Astrocytomas are the most common form of glioma (brain tumor involving the glia). They can occur in most parts of the brain, but are most commonly found in the cerebrum, and they are more common in adults than in young people. A grade 3 astrocytoma is also called 'anaplastic astrocytoma'. The grade is an indication of how rapidly the tumor is growing. They look at how many cells are actually dividing and whether there are new blood vessels; both of these are indicators of tumor growth.
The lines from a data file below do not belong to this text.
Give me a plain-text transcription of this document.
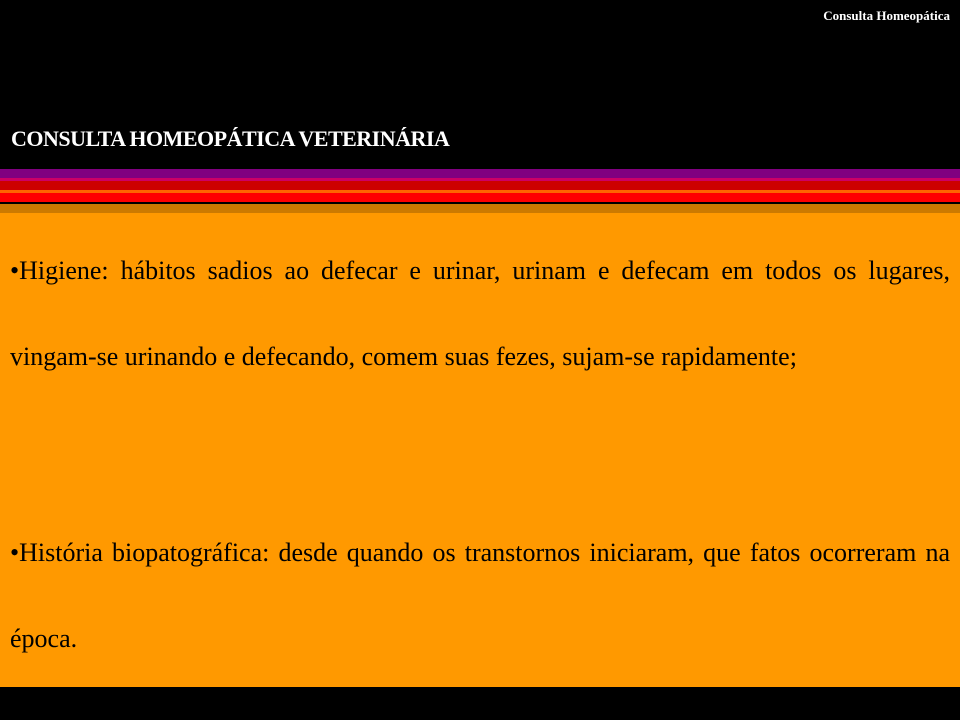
Consulta Homeopática
CONSULTA HOMEOPÁTICA VETERINÁRIA

•Higiene: hábitos sadios ao defecar e urinar, urinam e defecam em todos os lugares, vingam-se urinando e defecando, comem suas fezes, sujam-se rapidamente;

•História biopatográfica: desde quando os transtornos iniciaram, que fatos ocorreram na época.
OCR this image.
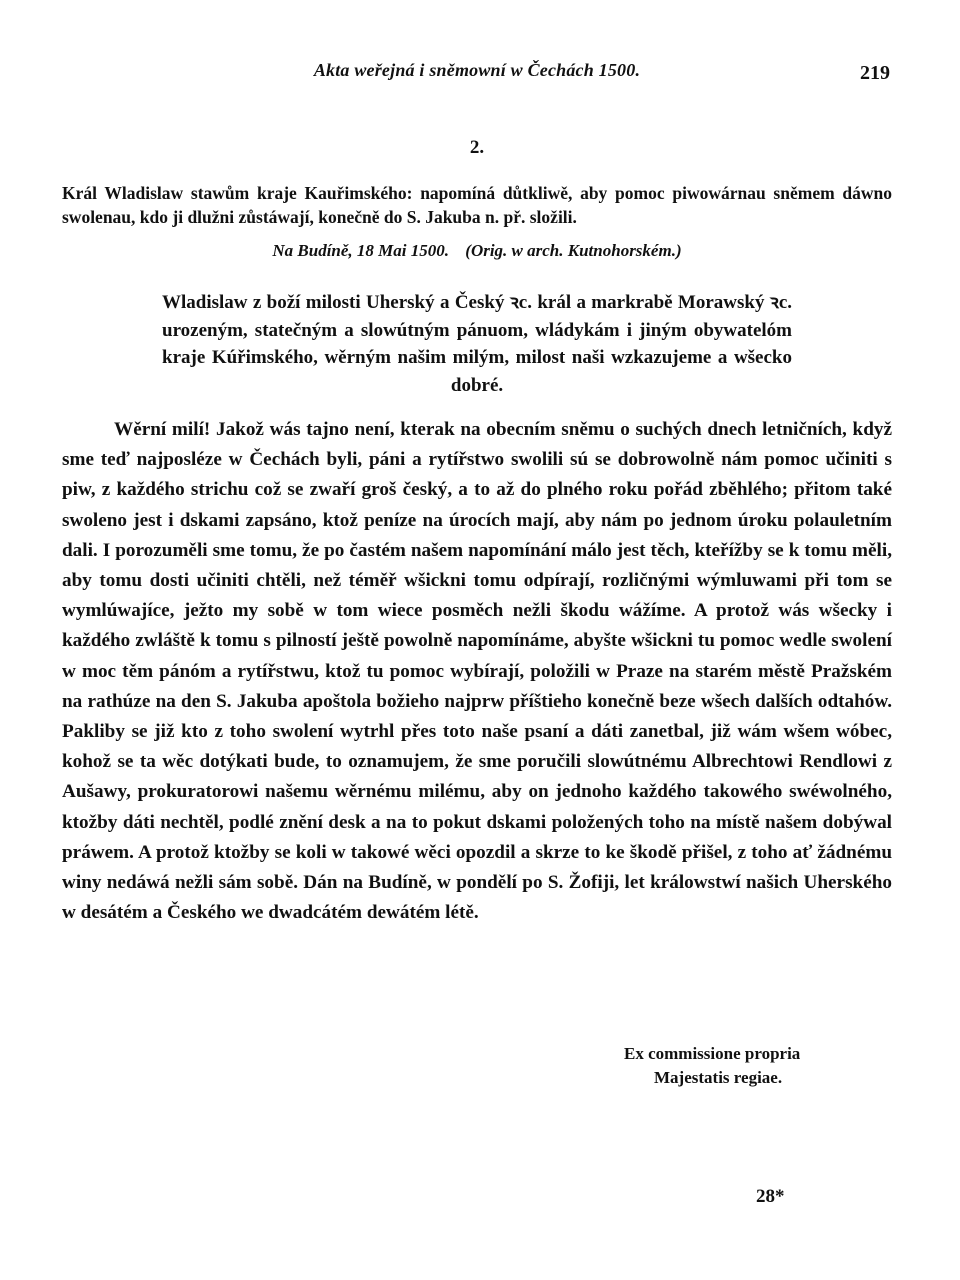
Akta weřejná i sněmowní w Čechách 1500.	219
2.
Král Wladislaw stawům kraje Kauřimského: napomíná důtkliwě, aby pomoc piwowárnau sněmem dáwno swolenau, kdo ji dlužni zůstáwají, konečně do S. Jakuba n. př. složili.
Na Budíně, 18 Mai 1500. (Orig. w arch. Kutnohorském.)
Wladislaw z boží milosti Uherský a Český ꝛc. král a markrabě Morawský ꝛc. urozeným, statečným a slowútným pánuom, wládykám i jiným obywatelóm kraje Kúřimského, wěrným našim milým, milost naši wzkazujeme a wšecko dobré.

Wěrní milí! Jakož wás tajno není, kterak na obecním sněmu o suchých dnech letničních, když sme teď najposléze w Čechách byli, páni a rytířstwo swolili sú se dobrowolně nám pomoc učiniti s piw, z každého strichu což se zwaří groš český, a to až do plného roku pořád zběhlého; přitom také swoleno jest i dskami zapsáno, ktož peníze na úrocích mají, aby nám po jednom úroku polauletním dali. I porozuměli sme tomu, že po častém našem napomínání málo jest těch, kteřížby se k tomu měli, aby tomu dosti učiniti chtěli, než téměř wšickni tomu odpírají, rozličnými wýmluwami při tom se wymlúwajíce, ježto my sobě w tom wiece posměch nežli škodu wážíme. A protož wás wšecky i každého zwláště k tomu s pilností ještě powolně napomínáme, abyšte wšickni tu pomoc wedle swolení w moc těm pánóm a rytířstwu, ktož tu pomoc wybírají, položili w Praze na starém městě Pražském na rathúze na den S. Jakuba apoštola božieho najprw příštieho konečně beze wšech dalších odtahów. Pakliby se již kto z toho swolení wytrhl přes toto naše psaní a dáti zanetbal, již wám wšem wóbec, kohož se ta wěc dotýkati bude, to oznamujem, že sme poručili slowútnému Albrechtowi Rendlowi z Aušawy, prokuratorowi našemu wěrnému milému, aby on jednoho každého takowého swéwolného, ktožby dáti nechtěl, podlé znění desk a na to pokut dskami položených toho na místě našem dobýwal práwem. A protož ktožby se koli w takowé wěci opozdil a skrze to ke škodě přišel, z toho ať žádnému winy nedáwá nežli sám sobě. Dán na Budíně, w pondělí po S. Žofiji, let králowstwí našich Uherského w desátém a Českého we dwadcátém dewátém létě.

Ex commissione propria
Majestatis regiae.
28*
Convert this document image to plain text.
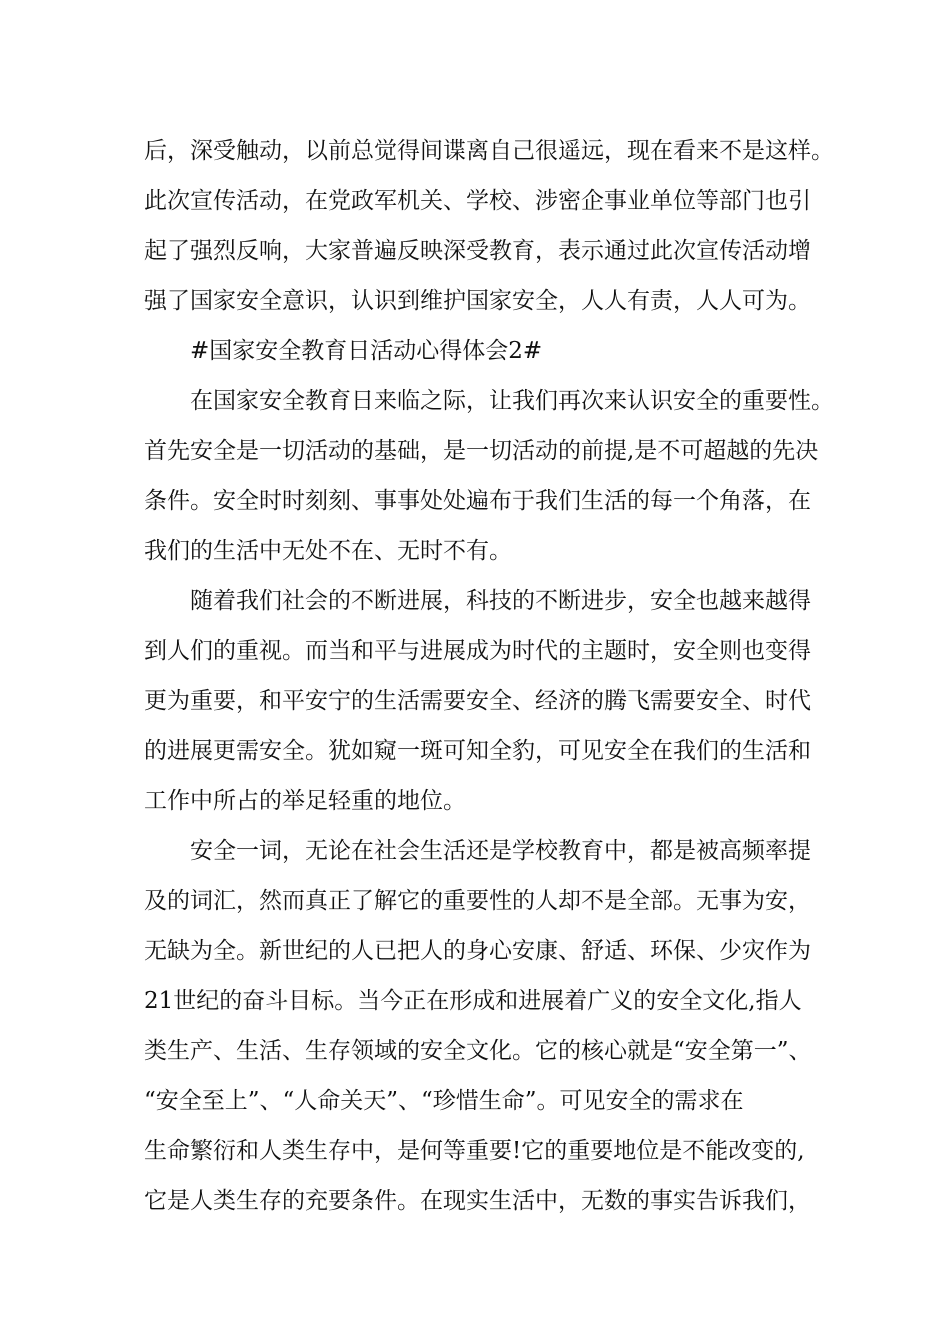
后，深受触动，以前总觉得间谍离自己很遥远，现在看来不是这样。
此次宣传活动，在党政军机关、学校、涉密企事业单位等部门也引
起了强烈反响，大家普遍反映深受教育，表示通过此次宣传活动增
强了国家安全意识，认识到维护国家安全，人人有责，人人可为。
#国家安全教育日活动心得体会2#
在国家安全教育日来临之际，让我们再次来认识安全的重要性。
首先安全是一切活动的基础，是一切活动的前提,是不可超越的先决
条件。安全时时刻刻、事事处处遍布于我们生活的每一个角落，在
我们的生活中无处不在、无时不有。
随着我们社会的不断进展，科技的不断进步，安全也越来越得
到人们的重视。而当和平与进展成为时代的主题时，安全则也变得
更为重要，和平安宁的生活需要安全、经济的腾飞需要安全、时代
的进展更需安全。犹如窥一斑可知全豹，可见安全在我们的生活和
工作中所占的举足轻重的地位。
安全一词，无论在社会生活还是学校教育中，都是被高频率提
及的词汇，然而真正了解它的重要性的人却不是全部。无事为安，
无缺为全。新世纪的人已把人的身心安康、舒适、环保、少灾作为
21世纪的奋斗目标。当今正在形成和进展着广义的安全文化,指人
类生产、生活、生存领域的安全文化。它的核心就是“安全第一”、
“安全至上”、“人命关天”、“珍惜生命”。可见安全的需求在
生命繁衍和人类生存中，是何等重要!它的重要地位是不能改变的,
它是人类生存的充要条件。在现实生活中，无数的事实告诉我们，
There might be necrosis (dead tissue), an indication that the tumor is outgrowing its blood supply.

There are three standard types of treatment for high-grade gliomas: surgery, radiation therapy, and chemotherapy. Because grade 3 and 4 tumors have a tendency to grow rapidly, treatment must be started soon after surgery, as soon as the surgical incision has healed (usually 2 to 4 weeks after surgery). These therapies are helpful, but they do not cure high grade gliomas: the tumor cells infiltrate into surrounding brain and most glioma cells are partially resistant to radiation and chemotherapy.

High-grade glioma cells almost always start to grow again at some point in time. The treatment aims at delaying this regrowth as long as possible. Regrowth does not necessarily imply loss of control of the tumor, but it does mean that a new series of treatments should be considered.

Whether surgery is possible depends on the location of the tumor. There are areas where surgery is too risky. When a tumor is located in a sensitive area of the brain, the neurosurgeon will perform a biopsy with a small needle, to avoid damage to brain function.

Radiation treatments are the standard. The traditional form is called `fractionated radiation' - the delivefy is in small doses, or fractions. The doses are given five days a week, Monday through Friday, for 4 to 6 weeks. Each treatment takes only a few minutes, and there are no immediate side effects during each treatment. As the treatment progresses, there will be hair loss in the area where the radiation beam passes into the tumor. Most patients experience fatigue by the second or third week; a 30 minute nap every afternoon is helpful. Long-term effects of the radiotion therapy depend on the dosage; it is best to discuss this with the radiation oncologist.

This type of radiation is called `external beam radiation': the radiation is delivered from outside the body. It allows for a wider area to be treated. There is a more precise type of radiation therapy called `fractionalized stereotactic radiotehrapy', which minimizes damage to healthy tissue. Ask the radiation oncologist which approach he recommends and why.

Most patients feel better during radiation therapy if they take a small dose of a steroid which reduces brain swelling (Decadron, also called dexamethasone). This drug has many side effects, but these are usually less important that the benefit from taking it; it is important to find the smallest dose that is helpful.

Chemotherapy might not be necessary as a reinforcement to radiation; the doctors might decide not to use it now, but it might be necessary later on, as the tumor regrows.